Mots clés : Afrique, amour, déraison, haine, raison.
DEPUIS QUELQUES ANNÉES, L’AFRIQUE S’EST ÉTONNAMMENT découvert une nouvelle identité, faite de construction décloisonnée entre des valeurs tropicales à respecter et le refus de subir la prédation culturelle de l’Occident. Elle se glorifie de sa gouvernance précoloniale que les mécaniques actuelles tardent à formaliser et à reproduire. Elle s’inscrit dans la mondialisation, fait usage de ses bienfaits, mais refuse de se rapprocher des standards internationaux. La violation des droits fondamentaux des Africains par les présidents éternitaires semble peu préoccuper les victimes, au point où certains rusent avec le syndrome de Stockholm dont seraient atteints durablement les Africains. Bien que la violation des droits de l’homme ne soit pas seulement l’apanage des dirigeants africains, les proportions semblent y être dénotées par la présence ubiquitaire des dirigeants au cœur de tous les leviers de l’État et jouant avec la violence légitime.
Le néopanafricanisme médiatique et scientifique de jeunes intellectuels africains, réclamant une « démocratie » africaine à théoriser et excluant l’alternance au pouvoir, fait encore débat. Le recul nécessaire et la masse critique pourraient, dans ce cas, être présentés comme les outils manquants de l’appareillage scientifique et de leur démarche épistémologique. Ainsi, l’inversion des valeurs et le nivellement se sont accomplis au contact du clientélisme ambiant au point où le quotient de virilité du grand nombre d’intellectuels est la pensée paresseuse, c’est-à-dire que les logiques gouvernantes, sévères hypothèques de l’avenir des millions de jeunes, se rapprochent plus de la médiocratie qu’elles ne s’en écartent. Quelle est ainsi l’efficience des débats larmoyants des Africains ? Quelle est la part capitalisée et théorisée des valeurs traditionnelles africaines susceptibles d’être injectées dans le continuum civilisationnel de la mondialisation ? La CPI est-elle à conspuer dans une Afrique présentée comme le « tombeau » des droits de l’homme ?

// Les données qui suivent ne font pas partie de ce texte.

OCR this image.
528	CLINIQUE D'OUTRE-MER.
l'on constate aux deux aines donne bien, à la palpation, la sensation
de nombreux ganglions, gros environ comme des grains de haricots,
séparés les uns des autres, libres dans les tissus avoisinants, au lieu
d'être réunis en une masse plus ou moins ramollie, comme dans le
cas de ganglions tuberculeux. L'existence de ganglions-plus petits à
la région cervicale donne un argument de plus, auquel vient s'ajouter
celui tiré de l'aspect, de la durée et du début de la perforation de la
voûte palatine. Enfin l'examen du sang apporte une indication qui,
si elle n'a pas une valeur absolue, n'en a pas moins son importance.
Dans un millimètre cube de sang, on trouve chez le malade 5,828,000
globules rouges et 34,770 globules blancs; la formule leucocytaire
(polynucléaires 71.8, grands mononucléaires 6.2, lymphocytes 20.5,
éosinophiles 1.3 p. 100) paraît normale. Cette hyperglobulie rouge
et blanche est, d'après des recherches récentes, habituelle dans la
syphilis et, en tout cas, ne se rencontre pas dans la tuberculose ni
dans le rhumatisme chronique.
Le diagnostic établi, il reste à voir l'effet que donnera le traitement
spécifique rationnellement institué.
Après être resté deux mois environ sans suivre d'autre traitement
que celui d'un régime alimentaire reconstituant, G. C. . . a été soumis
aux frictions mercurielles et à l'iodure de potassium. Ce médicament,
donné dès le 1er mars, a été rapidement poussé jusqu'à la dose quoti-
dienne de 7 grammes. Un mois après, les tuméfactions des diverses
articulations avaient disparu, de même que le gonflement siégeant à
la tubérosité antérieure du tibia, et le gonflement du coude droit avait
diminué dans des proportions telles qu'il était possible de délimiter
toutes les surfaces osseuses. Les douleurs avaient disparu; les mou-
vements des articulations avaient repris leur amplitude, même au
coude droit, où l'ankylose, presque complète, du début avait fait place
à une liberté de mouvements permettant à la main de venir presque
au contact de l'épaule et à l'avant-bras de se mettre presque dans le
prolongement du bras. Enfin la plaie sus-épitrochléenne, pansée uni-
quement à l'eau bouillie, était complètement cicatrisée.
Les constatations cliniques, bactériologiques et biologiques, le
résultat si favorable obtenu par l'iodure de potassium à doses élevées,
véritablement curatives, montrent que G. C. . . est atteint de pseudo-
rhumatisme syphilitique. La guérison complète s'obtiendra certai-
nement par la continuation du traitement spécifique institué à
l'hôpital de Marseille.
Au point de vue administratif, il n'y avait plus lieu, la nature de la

En harmonie avec l’approche toute nouvelle, mais finalement en progrès, de la déconstruction, cette contribution se veut un prologue à une réflexion menée par de jeunes intellectuels africains, non moins acrimonieux que leurs devanciers. Il s’agit donc de susciter le rebours d’une tendance, finalement militante, qui inspire les Africains du dedans et du dehors et en fait des petites gloires marchandes ou épiques.

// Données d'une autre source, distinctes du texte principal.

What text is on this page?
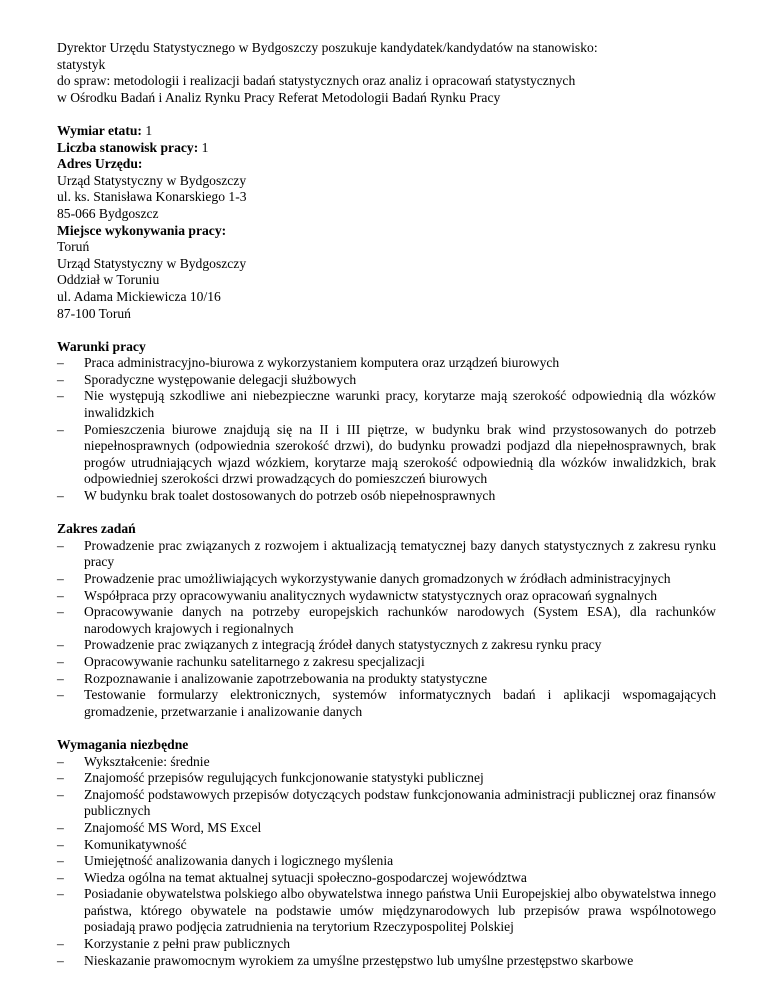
Dyrektor Urzędu Statystycznego w Bydgoszczy poszukuje kandydatek/kandydatów na stanowisko:
statystyk
do spraw: metodologii i realizacji badań statystycznych oraz analiz i opracowań statystycznych
w Ośrodku Badań i Analiz Rynku Pracy Referat Metodologii Badań Rynku Pracy
Wymiar etatu: 1
Liczba stanowisk pracy: 1
Adres Urzędu:
Urząd Statystyczny w Bydgoszczy
ul. ks. Stanisława Konarskiego 1-3
85-066 Bydgoszcz
Miejsce wykonywania pracy:
Toruń
Urząd Statystyczny w Bydgoszczy
Oddział w Toruniu
ul. Adama Mickiewicza 10/16
87-100 Toruń
Warunki pracy
– Praca administracyjno-biurowa z wykorzystaniem komputera oraz urządzeń biurowych
– Sporadyczne występowanie delegacji służbowych
– Nie występują szkodliwe ani niebezpieczne warunki pracy, korytarze mają szerokość odpowiednią dla wózków inwalidzkich
– Pomieszczenia biurowe znajdują się na II i III piętrze, w budynku brak wind przystosowanych do potrzeb niepełnosprawnych (odpowiednia szerokość drzwi), do budynku prowadzi podjazd dla niepełnosprawnych, brak progów utrudniających wjazd wózkiem, korytarze mają szerokość odpowiednią dla wózków inwalidzkich, brak odpowiedniej szerokości drzwi prowadzących do pomieszczeń biurowych
– W budynku brak toalet dostosowanych do potrzeb osób niepełnosprawnych
Zakres zadań
– Prowadzenie prac związanych z rozwojem i aktualizacją tematycznej bazy danych statystycznych z zakresu rynku pracy
– Prowadzenie prac umożliwiających wykorzystywanie danych gromadzonych w źródłach administracyjnych
– Współpraca przy opracowywaniu analitycznych wydawnictw statystycznych oraz opracowań sygnalnych
– Opracowywanie danych na potrzeby europejskich rachunków narodowych (System ESA), dla rachunków narodowych krajowych i regionalnych
– Prowadzenie prac związanych z integracją źródeł danych statystycznych z zakresu rynku pracy
– Opracowywanie rachunku satelitarnego z zakresu specjalizacji
– Rozpoznawanie i analizowanie zapotrzebowania na produkty statystyczne
– Testowanie formularzy elektronicznych, systemów informatycznych badań i aplikacji wspomagających gromadzenie, przetwarzanie i analizowanie danych
Wymagania niezbędne
– Wykształcenie: średnie
– Znajomość przepisów regulujących funkcjonowanie statystyki publicznej
– Znajomość podstawowych przepisów dotyczących podstaw funkcjonowania administracji publicznej oraz finansów publicznych
– Znajomość MS Word, MS Excel
– Komunikatywność
– Umiejętność analizowania danych i logicznego myślenia
– Wiedza ogólna na temat aktualnej sytuacji społeczno-gospodarczej województwa
– Posiadanie obywatelstwa polskiego albo obywatelstwa innego państwa Unii Europejskiej albo obywatelstwa innego państwa, którego obywatele na podstawie umów międzynarodowych lub przepisów prawa wspólnotowego posiadają prawo podjęcia zatrudnienia na terytorium Rzeczypospolitej Polskiej
– Korzystanie z pełni praw publicznych
– Nieskazanie prawomocnym wyrokiem za umyślne przestępstwo lub umyślne przestępstwo skarbowe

LEUCHOPHILIE OU NÉGROPHOBIE : CE QUE L’HISTOIRE NOUS ENSEIGNE
Le tollé soulevé par l’opinion africaine après la mise en accusation des présidents du Soudan et du Kenya et l’exaltation du protonationalisme au sein de l’Union africaine entretiennent un vieux débat construit sur la base des agrégats spirituels de maître à esclave. En effet, le souvenir de la colonisation hante encore le sommeil des Africains et les contraint à passer des semaines entières, effarés dans leurs lits, ruminant péniblement un passé qui leur a tout hypothéqué : leur présent, leur avenir, leur capacité de concevoir des modèles de développement, leur rationalité, etc. De même, les Africains semblent toujours minorer les grands enjeux internationaux et les rapports de force qui déterminent la politique internationale, au point de ne voir dans leur rapport à l’universalité que les extrêmes affectifs : l’amour et la haine.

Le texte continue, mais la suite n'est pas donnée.